Four, you can get a feel for how the model reacts with a bunch of accumulated context that you already have background expertise in. Assuming you create your own benchmark repo with your own data that you’re intimately familiar with, when you have your model throw in its contribution, you can see where the gaps in understanding form or how the accumulated context of the previous entries negatively or positively affect it. For example, this model Hunter-Alpha actually was able to correctly count the number of entries in the repository.

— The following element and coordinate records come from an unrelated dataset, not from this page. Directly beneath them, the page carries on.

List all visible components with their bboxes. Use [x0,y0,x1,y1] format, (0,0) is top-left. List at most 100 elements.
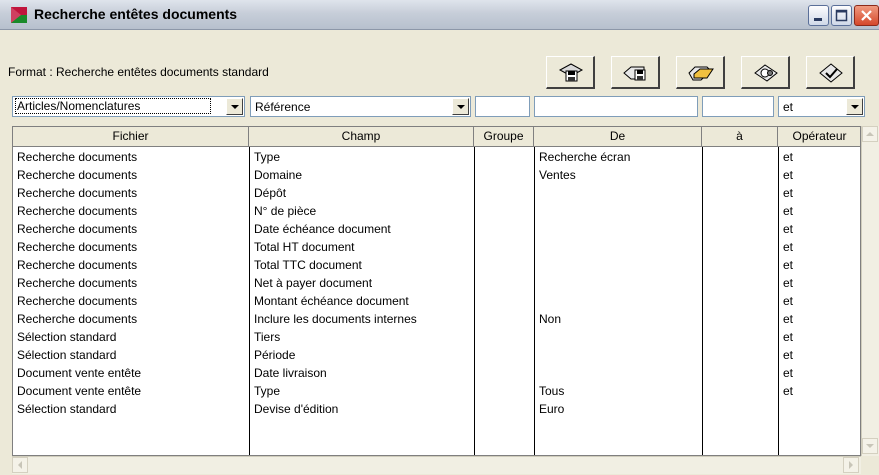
cell-champ[interactable]: Dépôt [254,184,472,202]
save-as-format-button[interactable] [611,56,660,89]
cell-champ[interactable]: Inclure les documents internes [254,310,472,328]
cell-fichier[interactable]: Recherche documents [17,238,247,256]
chevron-down-icon[interactable] [226,98,243,115]
cell-de[interactable] [539,184,699,202]
cell-fichier[interactable]: Document vente entête [17,364,247,382]
cell-groupe[interactable] [478,328,532,346]
cell-operateur[interactable]: et [783,274,859,292]
cell-fichier[interactable]: Recherche documents [17,274,247,292]
cell-champ[interactable]: Date échéance document [254,220,472,238]
cell-champ[interactable]: Date livraison [254,364,472,382]
operateur-select[interactable]: et [778,96,865,117]
cell-fichier[interactable]: Recherche documents [17,310,247,328]
refresh-format-button[interactable] [741,56,790,89]
scroll-down-button[interactable] [862,438,878,454]
cell-a[interactable] [706,328,776,346]
cell-de[interactable] [539,346,699,364]
criteria-table[interactable]: Fichier Champ Groupe De à Opérateur Rech… [12,126,861,456]
cell-operateur[interactable]: et [783,328,859,346]
cell-operateur[interactable]: et [783,382,859,400]
cell-fichier[interactable]: Recherche documents [17,202,247,220]
column-header-groupe[interactable]: Groupe [474,127,534,147]
cell-de[interactable] [539,274,699,292]
cell-operateur[interactable]: et [783,202,859,220]
cell-a[interactable] [706,364,776,382]
cell-fichier[interactable]: Recherche documents [17,166,247,184]
cell-champ[interactable]: Devise d'édition [254,400,472,418]
cell-groupe[interactable] [478,148,532,166]
column-header-fichier[interactable]: Fichier [13,127,249,147]
cell-a[interactable] [706,220,776,238]
cell-groupe[interactable] [478,220,532,238]
maximize-button[interactable] [831,5,852,26]
cell-groupe[interactable] [478,166,532,184]
cell-operateur[interactable]: et [783,166,859,184]
cell-operateur[interactable]: et [783,364,859,382]
groupe-input[interactable] [475,96,530,117]
cell-a[interactable] [706,202,776,220]
cell-a[interactable] [706,148,776,166]
cell-de[interactable] [539,328,699,346]
cell-operateur[interactable]: et [783,256,859,274]
cell-de[interactable] [539,220,699,238]
cell-champ[interactable]: Total TTC document [254,256,472,274]
cell-a[interactable] [706,184,776,202]
cell-groupe[interactable] [478,274,532,292]
cell-a[interactable] [706,292,776,310]
cell-champ[interactable]: Type [254,382,472,400]
cell-a[interactable] [706,166,776,184]
cell-fichier[interactable]: Recherche documents [17,220,247,238]
vertical-scrollbar[interactable] [861,126,879,456]
cell-operateur[interactable]: et [783,220,859,238]
validate-button[interactable] [806,56,855,89]
column-header-a[interactable]: à [702,127,778,147]
cell-groupe[interactable] [478,292,532,310]
cell-a[interactable] [706,310,776,328]
cell-a[interactable] [706,274,776,292]
cell-de[interactable] [539,292,699,310]
cell-de[interactable]: Ventes [539,166,699,184]
open-format-button[interactable] [676,56,725,89]
cell-a[interactable] [706,346,776,364]
cell-champ[interactable]: Total HT document [254,238,472,256]
fichier-select[interactable]: Articles/Nomenclatures [12,96,245,117]
cell-a[interactable] [706,238,776,256]
cell-groupe[interactable] [478,400,532,418]
cell-champ[interactable]: Montant échéance document [254,292,472,310]
cell-de[interactable]: Recherche écran [539,148,699,166]
a-input[interactable] [702,96,774,117]
cell-champ[interactable]: Tiers [254,328,472,346]
cell-champ[interactable]: Période [254,346,472,364]
cell-fichier[interactable]: Recherche documents [17,184,247,202]
cell-de[interactable] [539,238,699,256]
resize-grip[interactable] [861,456,879,474]
cell-a[interactable] [706,382,776,400]
cell-groupe[interactable] [478,310,532,328]
cell-operateur[interactable]: et [783,184,859,202]
cell-fichier[interactable]: Sélection standard [17,346,247,364]
chevron-down-icon[interactable] [846,98,863,115]
cell-a[interactable] [706,256,776,274]
cell-fichier[interactable]: Recherche documents [17,292,247,310]
scroll-right-button[interactable] [843,457,859,473]
cell-groupe[interactable] [478,256,532,274]
cell-de[interactable]: Tous [539,382,699,400]
cell-fichier[interactable]: Recherche documents [17,256,247,274]
cell-groupe[interactable] [478,364,532,382]
cell-operateur[interactable] [783,400,859,418]
cell-champ[interactable]: Domaine [254,166,472,184]
column-header-champ[interactable]: Champ [249,127,474,147]
scroll-up-button[interactable] [862,126,878,142]
cell-de[interactable] [539,364,699,382]
column-header-operateur[interactable]: Opérateur [778,127,860,147]
cell-de[interactable] [539,202,699,220]
scroll-left-button[interactable] [12,457,28,473]
minimize-button[interactable] [808,5,829,26]
cell-a[interactable] [706,400,776,418]
cell-operateur[interactable]: et [783,238,859,256]
cell-fichier[interactable]: Sélection standard [17,400,247,418]
cell-de[interactable] [539,256,699,274]
cell-champ[interactable]: Net à payer document [254,274,472,292]
cell-groupe[interactable] [478,346,532,364]
cell-operateur[interactable]: et [783,310,859,328]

But listed the wrong amount anyway, probably due to the number of confidently incorrect models that had stated the wrong number of entries directly before it – I think the last 3-4 models prior to Hunter-Alpha messed up the entry count.
Anyway, that’s one of my benchmarks – I tell the model to review all the entries in the repo and add its own contribution. I then review its contribution to see how smart it feels. I also sometimes cross reference its contribution in a Claude Code instance to see what it thinks about the other entries just for fun. It really lets me get a quick grasp of the model’s strengths and weaknesses. Try it out using your own data and see if you can find anything interesting.
Postscript: I realize after the fact that I was unfairly harsh on the Trinity model – it’s actually not a reasoning model. The way I’m benchmarking it in the repository is effectively a soft reasoning test, so it doesn’t really make sense to look note how it underperforms here, when that’s to be expected. I’m sure if I threw math problems at it, I’d probably get bad results, too. Based on what it did give me, I’d expect adding reasoning to the model would mean it would return respectable results.